By the end of the century, the world’s population might be as high as 17 billion or as low as 7 billion, according to the most recent UN estimates. 2015: There are about 1.8 billion young people between the ages of 10 and 24 – the largest youth population ever. Many of them are concentrated in developing countries. In fact, in the world’s 48 least developed countries, children or adolescents make up a majority of the population.
As the world population edged to 7 billion people in 2011 (up from 2.5 billion in 1950), it has had profound implications for development. A world of 7 billion is both a challenge and an opportunity with implications on sustainability, urbanization, access to health services and youth empowerment.
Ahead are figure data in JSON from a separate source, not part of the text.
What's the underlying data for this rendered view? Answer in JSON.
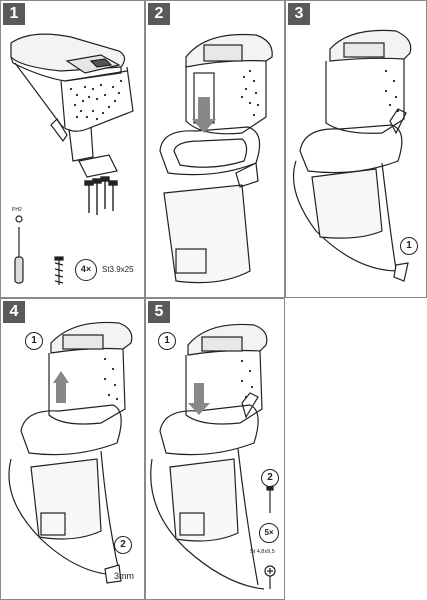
{
  "steps": [
    {
      "number": "1"
    },
    {
      "number": "2"
    },
    {
      "number": "3"
    },
    {
      "number": "4"
    },
    {
      "number": "5"
    }
  ],
  "panel1": {
    "quantity": "4×",
    "screw_spec": "St3.9x25",
    "tool_hint": "PH2"
  },
  "panel3": {
    "substep": "1"
  },
  "panel4": {
    "substep_top": "1",
    "substep_bottom": "2",
    "drill_size": "3mm"
  },
  "panel5": {
    "substep_top": "1",
    "substep_bottom": "2",
    "quantity": "5×",
    "screw_spec": "St 4,8x9,5"
  },
  "colors": {
    "badge": "#5a5a5a",
    "line": "#222222",
    "border": "#8a8a8a"
  }
}
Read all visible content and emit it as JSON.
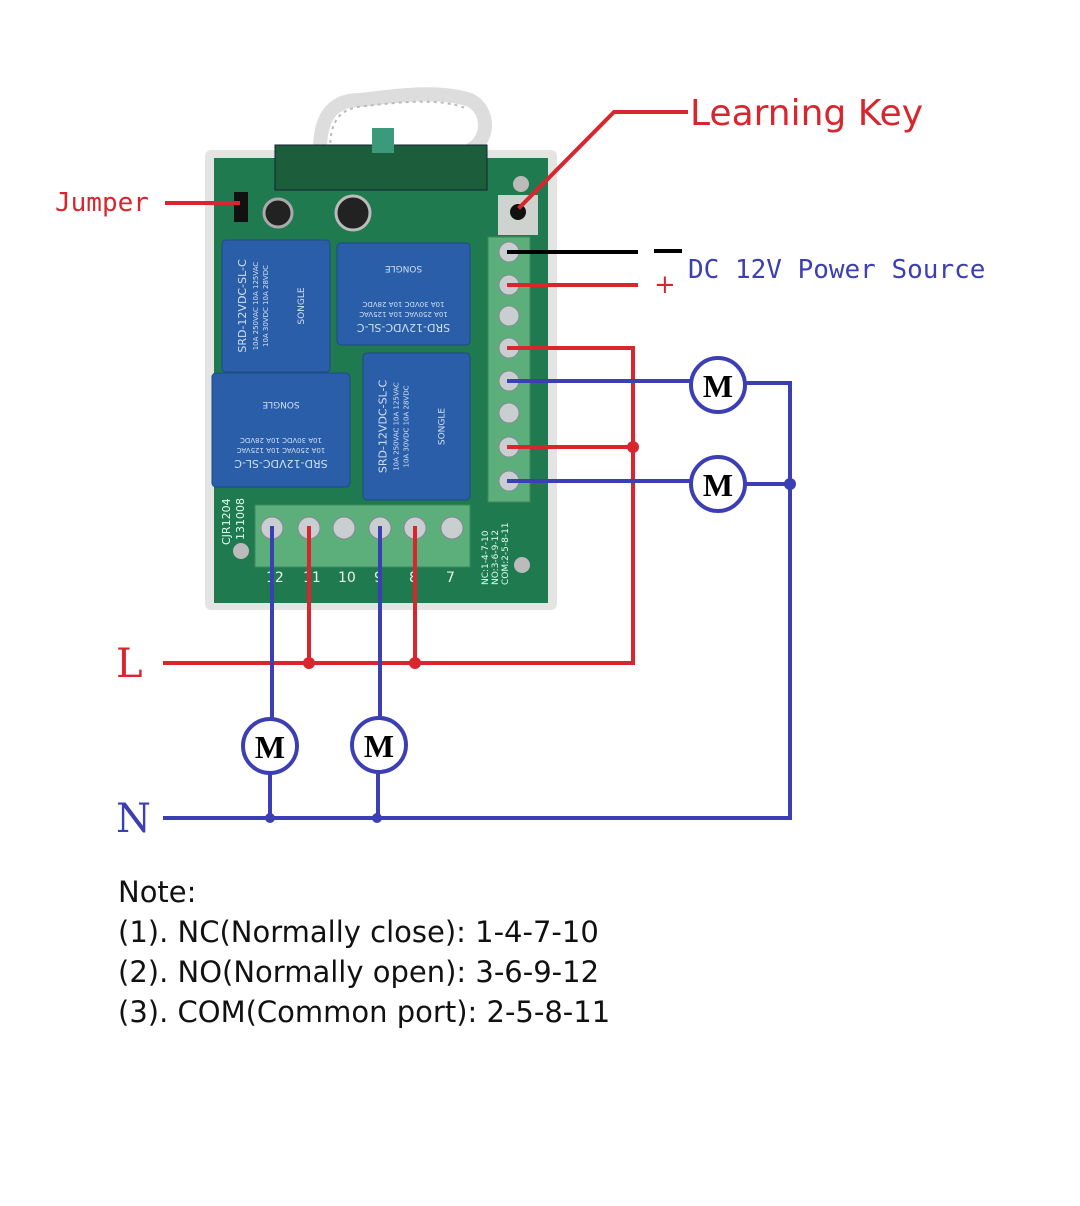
{
  "labels": {
    "learning_key": "Learning Key",
    "jumper": "Jumper",
    "power_source": "DC 12V Power Source",
    "minus": "−",
    "plus": "+",
    "line": "L",
    "neutral": "N",
    "motor": "M"
  },
  "board": {
    "relay_model": "SRD-12VDC-SL-C",
    "relay_rating_1": "10A 250VAC 10A 125VAC",
    "relay_rating_2": "10A 30VDC 10A 28VDC",
    "relay_brand": "SONGLE",
    "board_code": "CJR1204",
    "board_date": "131008",
    "terminal_numbers": [
      "12",
      "11",
      "10",
      "9",
      "8",
      "7"
    ],
    "legend_nc": "NC:1-4-7-10",
    "legend_no": "NO:3-6-9-12",
    "legend_com": "COM:2-5-8-11"
  },
  "note": {
    "title": "Note:",
    "items": [
      "(1). NC(Normally close): 1-4-7-10",
      "(2). NO(Normally open): 3-6-9-12",
      "(3). COM(Common port): 2-5-8-11"
    ]
  },
  "colors": {
    "live_wire": "#d9262e",
    "neutral_wire": "#3b3fb3",
    "dc_negative": "#000000",
    "pcb": "#1f7a4f",
    "relay": "#2a5ea8",
    "terminal": "#5cae7a"
  }
}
As of March 2016, it was estimated at 7.4 billion.
In 1989, in its decision 89/46, the Governing Council of the United Nations Development Programme recommended that, in order to focus attention on the urgency and importance of population issues in the context of overall development plans and programmes and the need to find solutions for these issues, 11 July should be observed by the international community as World Population Day. The General Assembly has asked the UN Population Fund (UNFPA) to undertake activities aimed at building better awareness of population issues, including their relation to environment and development issues and World Population Day.
The world is seeing a record number of people displaced by crises – some 60 million according to the latest UN figures. UNFPA works in emergency settings around the globe to respond to the rights and needs of women and girls, helping them maintain their dignity, securing their safety, and restoring their access to sexual and reproductive health care.